Daniel Wilkie had been accused of targeting three six-year-olds as he tucked their t-shirts into their shorts while they were hidden from view beneath a piece of play apparatus known as a parachute.

But the youngsters were inconsistent with their evidence about what had actually happened to them and there was agreement with Mr Wilkie’s legal team that any momentary touching could have been accidental.

One child said in his evidence that he may have made a ‘mistake’.

The father of another boy told police in January that his son said that Mr Wilkie’s hand had ‘brushed’ his private parts as he was being tucked in, but months later he told a trial that it had been a ‘rubbing’ motion.

Defence advocate John McIlroy yesterday told Greenock Sheriff Court that the prosecution case had thrown up ‘more questions than answers’ and that Mr Wilkie, 26, was a ‘somewhat naive individual’.

The allegations arose shortly after Mr Wilkie — who had been involved in coaching at schools for 10 years without complaint until the alleged incidents — took a lunchtime games session with P2 children at an Inverclyde school.

He told the court that he did tuck children in during the course of a game called Sharks and Lifeguards to prevent them from getting friction burns on the gym’s wooden floor.

Mr Wilkie, of Brookfield Road, Port Glasgow — who took part in the game — also said that he tickled the youngsters during play sessions because they ‘love it’ and ‘can’t get enough of it’.

He had been accused of indecently assaulting the boys beneath the tarpaulin parachute on January 31 as they assumed the role of ‘sharks’, trying to pull other children towards them while ‘lifeguards’ attempt to save them by pulling them in the opposite direction. Mr Wilkie denied any inappropriate touching and insisted that he had only quickly tucked the children in after asking their permission in order to save time during the game.

He said: “I tell the children to tuck themselves in at the start of the session but they can come undone and if someone needs tucked in I’ll happily help them.”

Asked by prosecutor Lindy Scaife why he didn’t ask the children to tuck themselves in during the game, Mr Wilkie replied: “You’ve got 10 or 15 minutes to play the game and you’ve got to make sure everyone gets a turn of being a shark, so it’s quicker if we do it.”

The court heard that Mr Wilkie, who had never been in trouble with the police before, began his interest in sports coaching before he left secondary school and joined an apprentice-style scheme within Inverclyde Council after gaining college qualifications and eventually won a job.

"He said that he understood in ‘hindsight’ that he had put himself ‘in a difficult position, adding: “At the time I was not thinking anything malicious — everyone was just having fun.”

Mr Wilkie said: “Would I do it again? No I wouldn’t.”

Sheriff Derek Hamilton declared that the children and the father of one of the boys had been ‘credible’ in their evidence but ruled that their testimonies were not reliable.

The sheriff said: “This has been a difficult case and I don’t think that the Crown could have done much more.”

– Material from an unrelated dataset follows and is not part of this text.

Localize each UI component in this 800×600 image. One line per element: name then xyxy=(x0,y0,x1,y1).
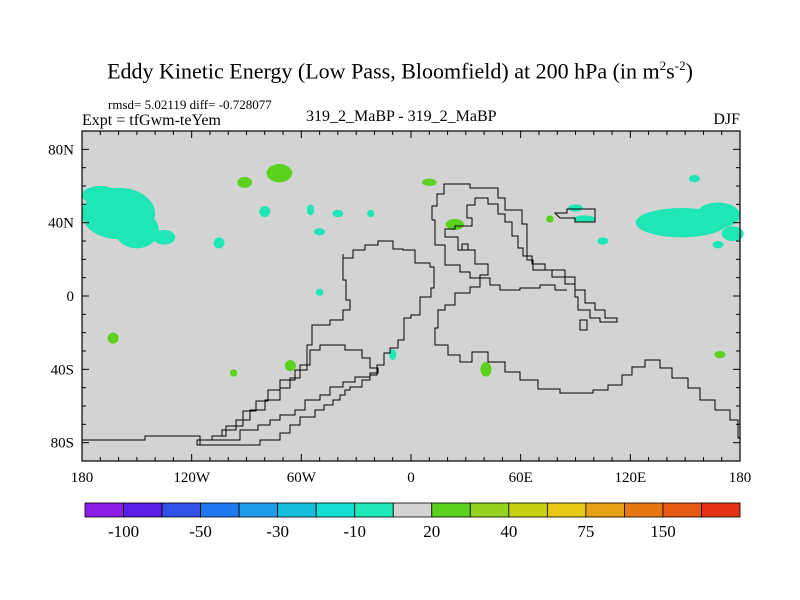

He added: “I cannot criticise the father or any of the parents. The father was a credible witnesses doing his best to tell the truth as he remembered it, but I don’t think he is reliable.

“He has got it in his mind that his son said something different from what he told the police, and I prefer what he told the police.

“Then we have the two other boys — one of them spoke to the first boy, and the two secondary boys don’t offer their position to their parents because they are asked about it.

Turning to the children’s evidence, they are back and forward with it.

“It all takes place under the parachute with pretty frantic activity going on around and the opportunity to something of a sexual nature must be very limited and very brief.”

Sheriff Hamilton said that Mr Wilkie’s evidence was delivered in a ‘frank manner’, adding: “He accepted in hindsight that he could have done things differently.

“I am not satisfied that the evidence is of a sufficiently high standard, and that is no criticism of the Crown, because we are dealing with six-year-old children who are alluding to things.

“Not proven is not an appropriate verdict here.”

The sheriff said that any touching was ‘nothing other than accidental’ and told Mr Wilkie: “Accordingly, I find you not guilty of all three charges.”